Intelligence on the other hand does have more concrete definitions that at least computer scientists use that usually revolve around the ability to solve diverse problems and answer questions outside of the entities original training set / database. Yes doing an SAT test with the answer key isn’t intelligent because that’s in your “database” and is just a matter of copying over the answers. LLMs don’t do this though, it doesn’t do a lookup of past SAT questions it’s seen and answer it, it uses some process of “reasoning” to do it. If you gave an LLM an SAT question that was not in it’s original training set it would probably still answer it correctly.

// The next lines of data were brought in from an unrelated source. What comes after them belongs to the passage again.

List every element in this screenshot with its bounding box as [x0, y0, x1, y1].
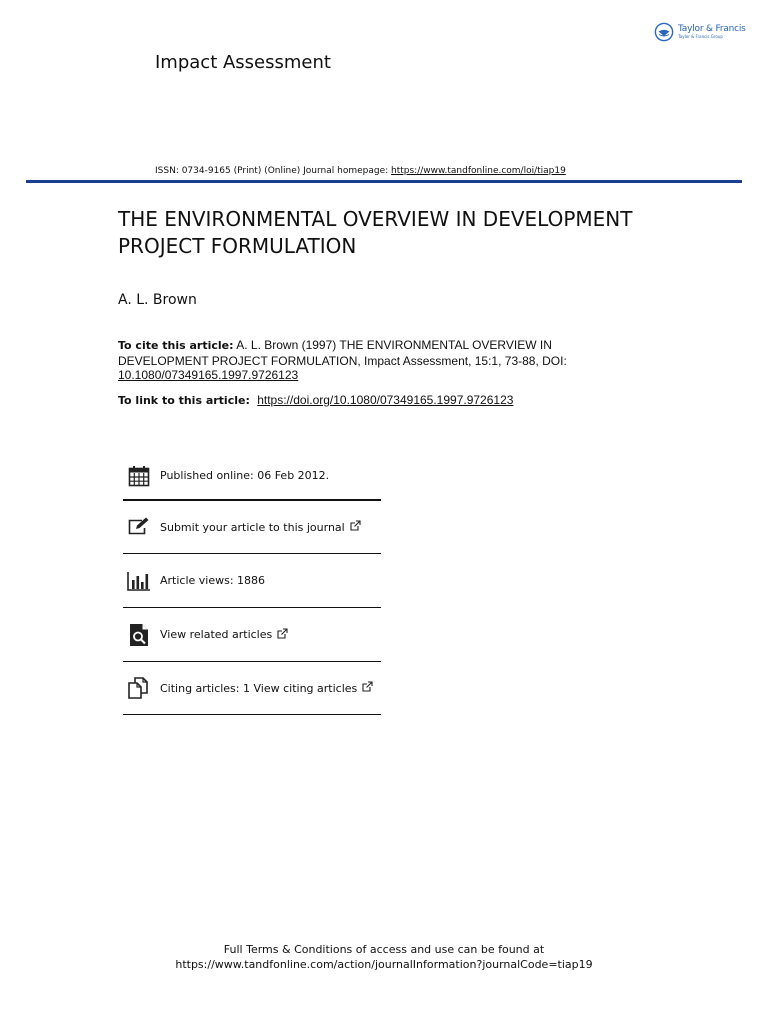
- article-doi-link[interactable]: https://doi.org/10.1080/07349165.1997.9726123: [257, 393, 514, 407]
- author-name: A. L. Brown: [118, 292, 197, 308]
- citation-text: A. L. Brown (1997) THE ENVIRONMENTAL OVERVIEW IN DEVELOPMENT PROJECT FORMULATION, Impact Assessment, 15:1, 73-88, DOI:: [118, 338, 567, 368]
- info-submit-article[interactable]: [123, 501, 381, 554]
- journal-homepage-link[interactable]: https://www.tandfonline.com/loi/tiap19: [391, 166, 566, 176]
- header-rule: [26, 180, 742, 183]
- info-article-views: [123, 554, 381, 608]
- article-info-list: [123, 452, 381, 715]
- publisher-subtitle: Taylor & Francis Group: [678, 34, 723, 39]
- external-link-icon: [362, 681, 373, 695]
- footer-terms: [0, 942, 768, 972]
- footer-line-1: Full Terms & Conditions of access and use can be found at: [223, 943, 545, 956]
- info-published: [123, 452, 381, 501]
- external-link-icon: [350, 520, 361, 534]
- issn-text: ISSN: 0734-9165 (Print) (Online) Journal homepage:: [155, 166, 389, 176]
- article-title: THE ENVIRONMENTAL OVERVIEW IN DEVELOPMENT PROJECT FORMULATION: [118, 207, 633, 258]
- citation-block: [118, 338, 588, 383]
- related-articles-text: View related articles: [160, 628, 273, 641]
- calendar-icon: [127, 464, 151, 488]
- edit-icon: [127, 515, 151, 539]
- bar-chart-icon: [127, 569, 151, 593]
- info-related-articles[interactable]: [123, 608, 381, 662]
- issn-line: [155, 166, 566, 176]
- citing-articles-text: Citing articles: 1 View citing articles: [160, 681, 358, 695]
- citation-doi-link[interactable]: 10.1080/07349165.1997.9726123: [118, 368, 299, 382]
- journal-title: Impact Assessment: [155, 52, 331, 73]
- article-views-text: Article views: 1886: [160, 574, 266, 587]
- article-link-block: [118, 393, 638, 407]
- publisher-name: Taylor & Francis: [678, 24, 746, 34]
- link-label: To link to this article:: [118, 394, 250, 407]
- publisher-logo[interactable]: [654, 22, 746, 42]
- copy-documents-icon: [127, 676, 151, 700]
- search-document-icon: [127, 623, 151, 647]
- info-citing-articles[interactable]: [123, 662, 381, 715]
- submit-article-text: Submit your article to this journal: [160, 520, 345, 534]
- citation-label: To cite this article:: [118, 339, 234, 352]
- published-text: Published online: 06 Feb 2012.: [160, 469, 330, 482]
- taylor-francis-logo-icon: [654, 22, 674, 42]
- footer-terms-link[interactable]: https://www.tandfonline.com/action/journalInformation?journalCode=tiap19: [175, 958, 593, 971]
- external-link-icon: [277, 628, 288, 642]
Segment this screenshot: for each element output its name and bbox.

That isn’t to say that LLMs are the be all and end all of intelligence, there are different types of intelligence corresponding to the set of problems that intelligence is solving. A plant identification A.I. is intelligent for being able to identify various plants in different scenarios but it completely lacks any emotional, conversational intelligence, etc. The same can be said of a botanist who also may be able to identify plants but may lack some artistic intelligence to depict them. Intelligence comes in many forms.
Different tests can measure different forms of intelligence. The SAT measures a couple like reasoning, rhetoric, scientific etc. The turing test measures conversational intelligence , and the article you showed doesn’t seem to show a quote from him saying that it doesn’t measure intelligence, but turing would probably agree it doesn’t measure some sort of general intelligence, just one facet.